Auto usate, calano i prezzi per ‘colpa’ del diesel

By stbettettini

Scendono i prezzi delle auto usate in Italia, mediamente del 3,3% rispetto al 2017.

Il prezzo delle vetture nuove è invece aumentato dell’1,9%. Si tratta di un tasso di crescita superiore rispetto a quello fatto registrare dal livello generale dei prezzi al consumo (+1,2%).

Sempre con riferimento al 2018, risultano in crescita, seppure più modesta, anche i prezzi dei servizi per l’assistenza alle auto (+1,2% sul 2017). È questo il quadro che emerge da un’elaborazione sugli indici Istat dei prezzi al consumo condotta dall’Osservatorio Autopromotec sui costi dell’assistenza auto.

Nel dettaglio, un fattore che ha influito sul calo dei prezzi delle auto usate, secondo l’Osservatorio Autopromotec, è la cosiddetta ‘demonizzazione del diesel’, cioè la campagna contro questo tipo di motorizzazione messa in atto da molte amministrazioni pubbliche del nostro Paese che hanno imposto, in alcuni periodi di tempo e in alcune aree, il divieto di circolazione delle auto alimentate a gasolio di categoria inferiore o uguale ad Euro 3 (in alcune aree il divieto è stato esteso anche fino alle vetture diesel Euro 4).
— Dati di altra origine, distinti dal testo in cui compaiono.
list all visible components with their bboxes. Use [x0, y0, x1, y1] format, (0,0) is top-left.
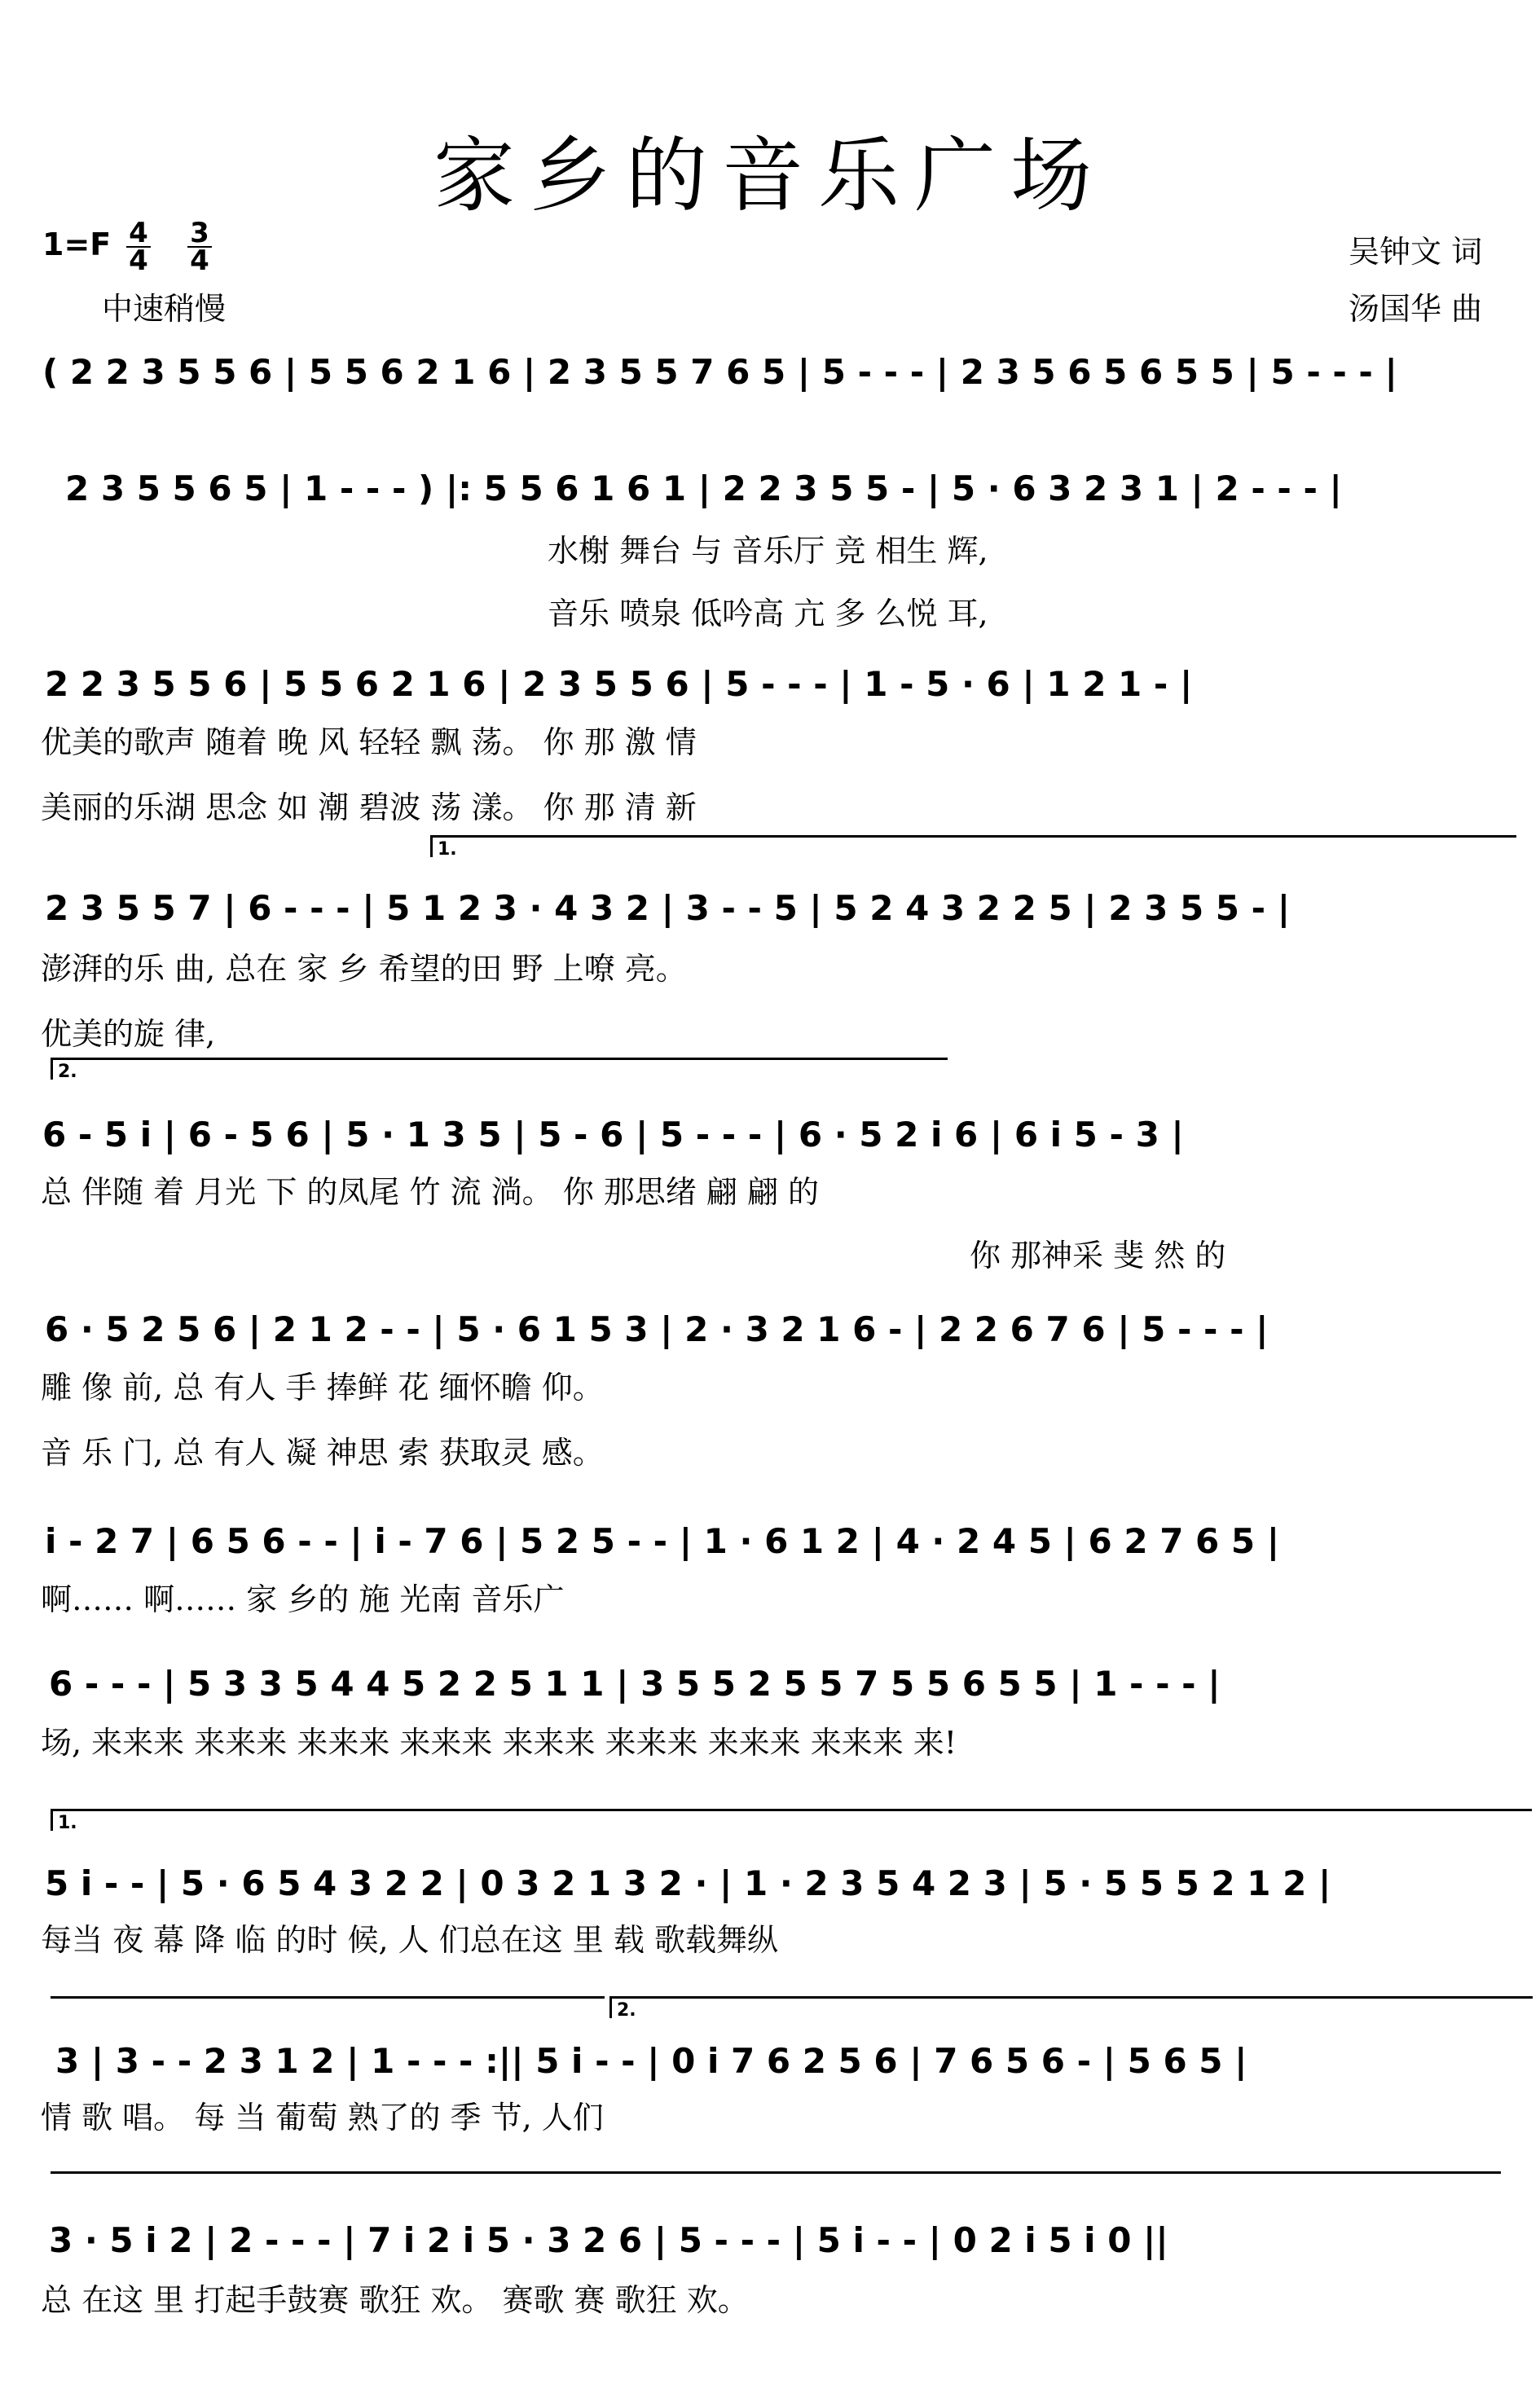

Tale fenomeno ha avuto un impatto anche sul mercato dell’usato con l’inevitabile svalutazione delle vetture diesel usate.

Le auto diesel di ‘vecchia generazione’ subiranno, ad esempio, una forte limitazione alla circolazione nella città di Milano che, dal prossimo 25 febbraio, metterà al bando proprio i veicoli diesel più vecchi con l’introduzione dell’Area B, una zona a traffico limitato con divieto di accesso e circolazione per alcune tipologie di veicoli.

Le disposizioni vieteranno la circolazione dal lunedì al venerdì, dalle ore 7.30 alle 19.30, ai veicoli a benzina Euro 0 e ai diesel fino all’Euro 3 senza FAP. Inoltre anche alle autovetture Euro 3 diesel con FAP di serie e con campo V.5 carta circolazione > 0,025 g/km oppure senza valore nel campo V.5 carta circolazione, alle autovetture Euro 0, 1, 2, 3 diesel con FAP after-market con classe massa particolato inferiore a Euro 4 e a tutte le autovetture a doppia alimentazione gasolio-GPL e gasolio-metano Euro 0, 1, 2.

I nuovi divieti verranno poi implementati a partire dal 1° ottobre, andando a colpire anche i diesel Euro 4 senza FAP, e quelli Euro 3 e 4 con FAP di serie, ma con valore di particolato superiore a 0,0045 g/km indicato nel campo V.5 sulla carta di circolazione.